Now that Mr. Sinclair, in his great book "The Jungle," has
brought the multiplied horrors of the great packing-houses before
our very eyes, we might witness the hoisting of the cattle over
the ship's side without feeling such intense pity, admitting that
everything is relative, even cruelty.
It was now the middle of August, and the weather had become
insufferably hot, but we were out of the long swell of the
Pacific Ocean; we had rounded Cape St. Lucas, and were steaming
up the Gulf of California, towards the mouth of the Great
Colorado, whose red and turbulent waters empty themselves into
this gulf, at its head.
I now had time to become acquainted with the officers of the
regiment, whom I had not before met; they had come in from other
posts and joined the command at San Francisco.
The daughter of the lieutenant-colonel was on board, the
beautiful and graceful Caroline Wilkins, the belle of the
regiment; and Major Worth, to whose company my husband belonged.
I took a special interest in the latter, as I knew we must face
life together in the wilds of Arizona. I had time to learn
something about the regiment and its history; and that Major
Worth's father, whose monument I had so often seen in New York,
was the first colonel of the Eighth Infantry, when it was
organized in the State of New York in 1838.
The party on board was merry enough, and even gay. There was
Captain Ogilby, a great, genial Scotchman, and Captain Porter, a
graduate of Dublin, and so charmingly witty. He seemed very
devoted to Miss Wilkins, but Miss Wilkins was accustomed to the
devotion of all the officers of the Eighth Infantry. In fact, it
was said that every young lieutenant who joined the regiment had
proposed to her. She was most attractive, and as she had too kind
a heart to be a coquette, she was a universal favorite with the
women as well as with the men.
There was Ella Bailey, too, Miss Wilkins' sister, with her young
and handsome husband and their young baby.
Then, dear Mrs. Wilkins, who had been so many years in the army
that she remembered crossing the plains in a real ox-team. She
represented the best type of the older army woman - and it was so
lovely to see her with her two daughters, all in the same
regiment.
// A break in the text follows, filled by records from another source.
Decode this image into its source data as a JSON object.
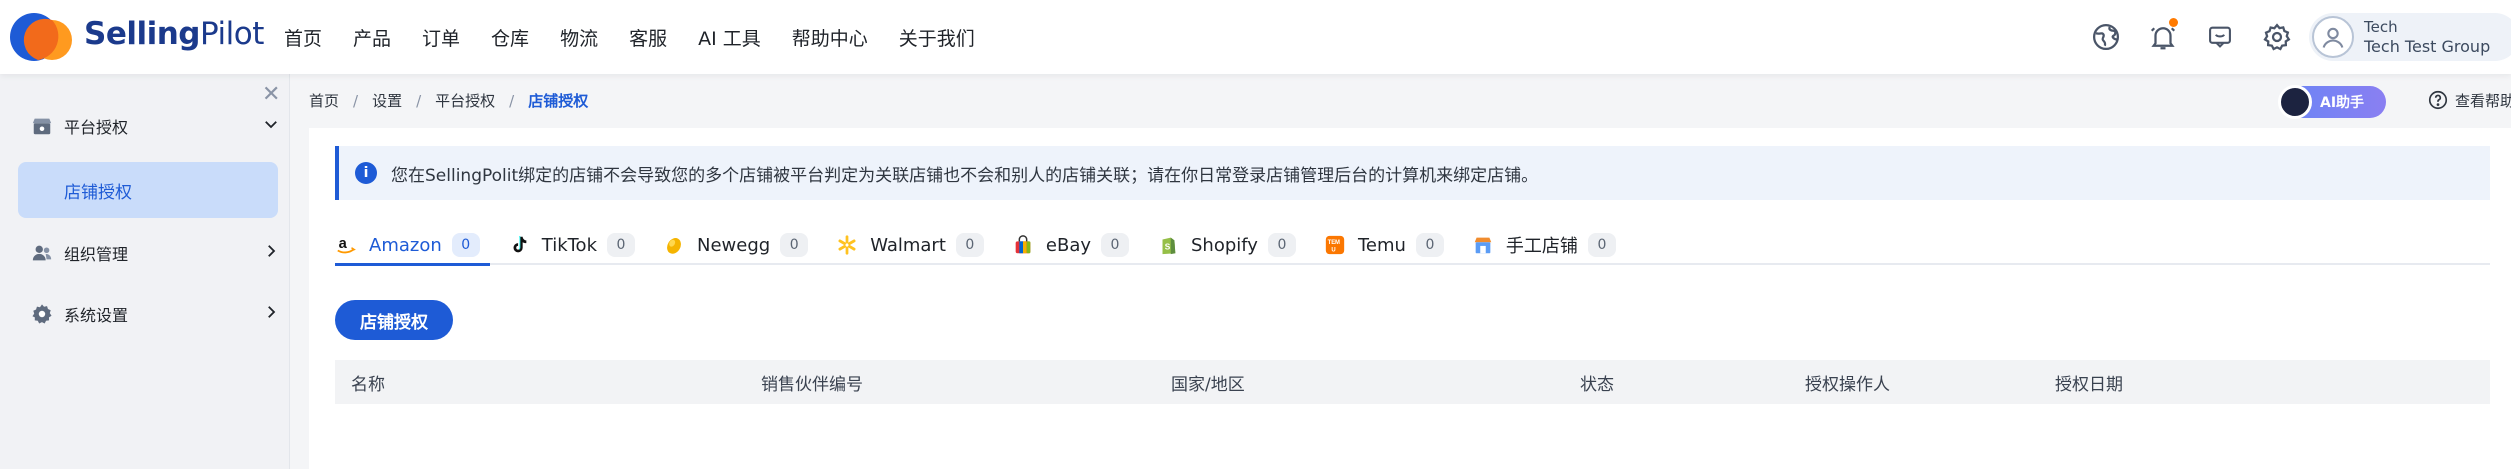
{
  "header": {
    "brand_bold": "Selling",
    "brand_light": "Pilot",
    "nav": [
      "首页",
      "产品",
      "订单",
      "仓库",
      "物流",
      "客服",
      "AI 工具",
      "帮助中心",
      "关于我们"
    ],
    "user": {
      "name": "Tech",
      "group": "Tech Test Group"
    },
    "icons": [
      "globe-icon",
      "bell-icon",
      "chat-icon",
      "gear-icon",
      "user-avatar-icon"
    ],
    "notif_dot_color": "#ff7a00"
  },
  "sidebar": {
    "groups": [
      {
        "label": "平台授权",
        "icon": "store-icon",
        "expanded": true,
        "chevron": "⌄"
      },
      {
        "label": "组织管理",
        "icon": "users-icon",
        "expanded": false,
        "chevron": "›"
      },
      {
        "label": "系统设置",
        "icon": "settings-icon",
        "expanded": false,
        "chevron": "›"
      }
    ],
    "sub_item": "店铺授权"
  },
  "breadcrumb": [
    "首页",
    "设置",
    "平台授权",
    "店铺授权"
  ],
  "ai_assistant": "AI助手",
  "help_link": "查看帮助",
  "notice": "您在SellingPolit绑定的店铺不会导致您的多个店铺被平台判定为关联店铺也不会和别人的店铺关联；请在你日常登录店铺管理后台的计算机来绑定店铺。",
  "tabs": [
    {
      "name": "Amazon",
      "count": "0",
      "active": true,
      "icon": "amazon-icon"
    },
    {
      "name": "TikTok",
      "count": "0",
      "active": false,
      "icon": "tiktok-icon"
    },
    {
      "name": "Newegg",
      "count": "0",
      "active": false,
      "icon": "newegg-icon"
    },
    {
      "name": "Walmart",
      "count": "0",
      "active": false,
      "icon": "walmart-icon"
    },
    {
      "name": "eBay",
      "count": "0",
      "active": false,
      "icon": "ebay-icon"
    },
    {
      "name": "Shopify",
      "count": "0",
      "active": false,
      "icon": "shopify-icon"
    },
    {
      "name": "Temu",
      "count": "0",
      "active": false,
      "icon": "temu-icon"
    },
    {
      "name": "手工店铺",
      "count": "0",
      "active": false,
      "icon": "manual-store-icon"
    }
  ],
  "primary_button": "店铺授权",
  "table": {
    "columns": [
      "名称",
      "销售伙伴编号",
      "国家/地区",
      "状态",
      "授权操作人",
      "授权日期"
    ]
  },
  "colors": {
    "accent": "#1e5bd6",
    "brand": "#1b3a8c"
  }
}
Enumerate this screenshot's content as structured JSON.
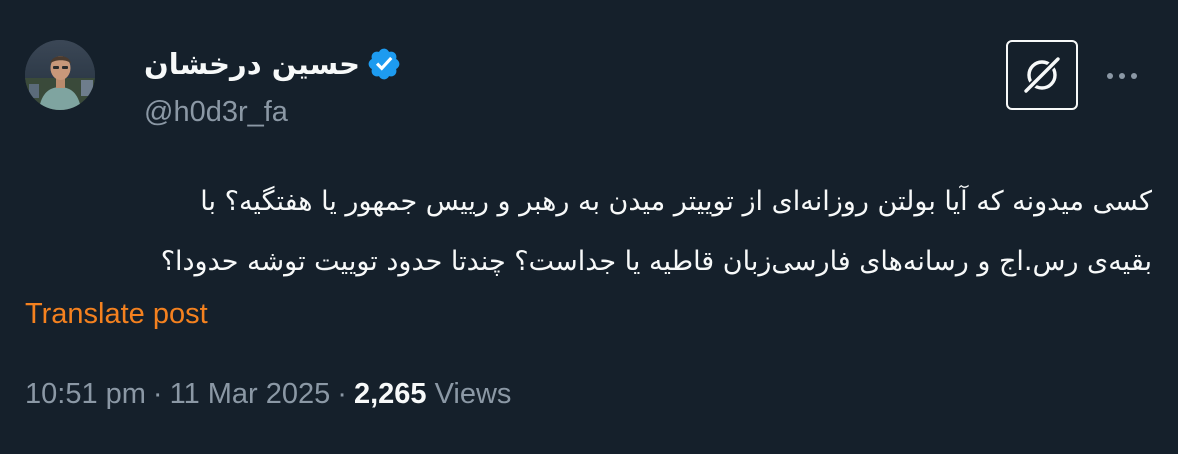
{
  "author": {
    "display_name": "حسین درخشان",
    "handle": "@h0d3r_fa",
    "verified": true
  },
  "post": {
    "lines": [
      "کسی میدونه که آیا بولتن روزانه‌ای از توییتر میدن به رهبر و رییس جمهور یا هفتگیه؟ با",
      "بقیه‌ی رس.اج  و رسانه‌های فارسی‌زبان قاطیه یا جداست؟ چندتا حدود توییت توشه حدودا؟"
    ],
    "translate_label": "Translate post"
  },
  "meta": {
    "time": "10:51 pm",
    "separator": "·",
    "date": "11 Mar 2025",
    "views_count": "2,265",
    "views_label": "Views"
  },
  "icons": {
    "verified": "verified-badge-icon",
    "grok": "grok-icon",
    "more": "more-options-icon"
  },
  "colors": {
    "background": "#15202b",
    "text": "#f7f9f9",
    "secondary": "#8b98a5",
    "verified": "#1d9bf0",
    "translate": "#f4811f"
  }
}
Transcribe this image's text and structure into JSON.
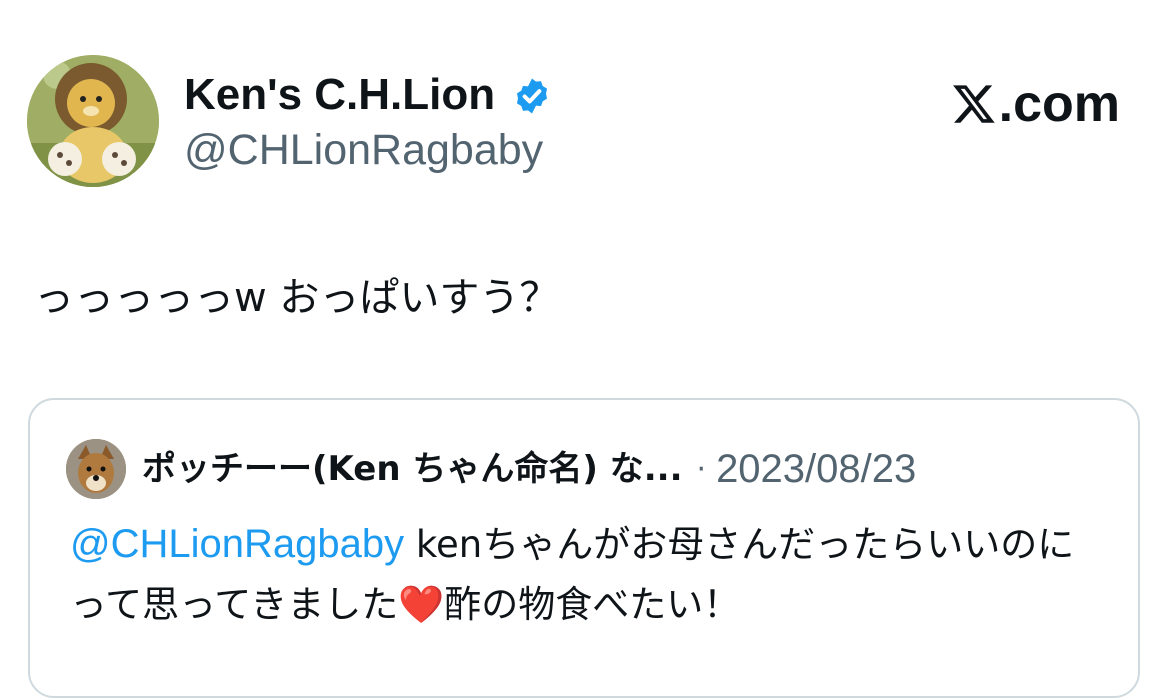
{
  "author": {
    "display_name": "Ken's C.H.Lion",
    "handle": "@CHLionRagbaby",
    "verified": true,
    "avatar_icon": "lion-plush-avatar"
  },
  "site": {
    "domain": ".com",
    "logo_icon": "x-logo-icon"
  },
  "post": {
    "text": "っっっっっw おっぱいすう？"
  },
  "quoted_post": {
    "author_name": "ポッチーー(Ken ちゃん命名) な...",
    "separator": "·",
    "date": "2023/08/23",
    "mention": "@CHLionRagbaby",
    "text_before_emoji": " kenちゃんがお母さんだったらいいのにって思ってきました",
    "emoji": "❤️",
    "text_after_emoji": "酢の物食べたい！",
    "avatar_icon": "dog-avatar"
  },
  "colors": {
    "text_primary": "#0f1419",
    "text_secondary": "#536471",
    "link": "#1d9bf0",
    "verified_badge": "#1d9bf0",
    "card_border": "#cfd9de"
  }
}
A mother of grown-up daughters was not often met with
in the army.
And Lieutenant-Colonel Wilkins, a gentleman in the truest sense
of the word - a man of rather quiet tastes, never happier than
when he had leisure for indulging his musical taste in strumming
all sorts of Spanish fandangos on the guitar, or his somewhat
marked talent with the pencil and brush.
The heat of the staterooms compelled us all to sleep on deck, so
our mattresses were brought up by the soldiers at night, and
spread about. The situation, however, was so novel and altogether
ludicrous, and our fear of rats which ran about on deck so great,
that sleep was well-nigh out of the question.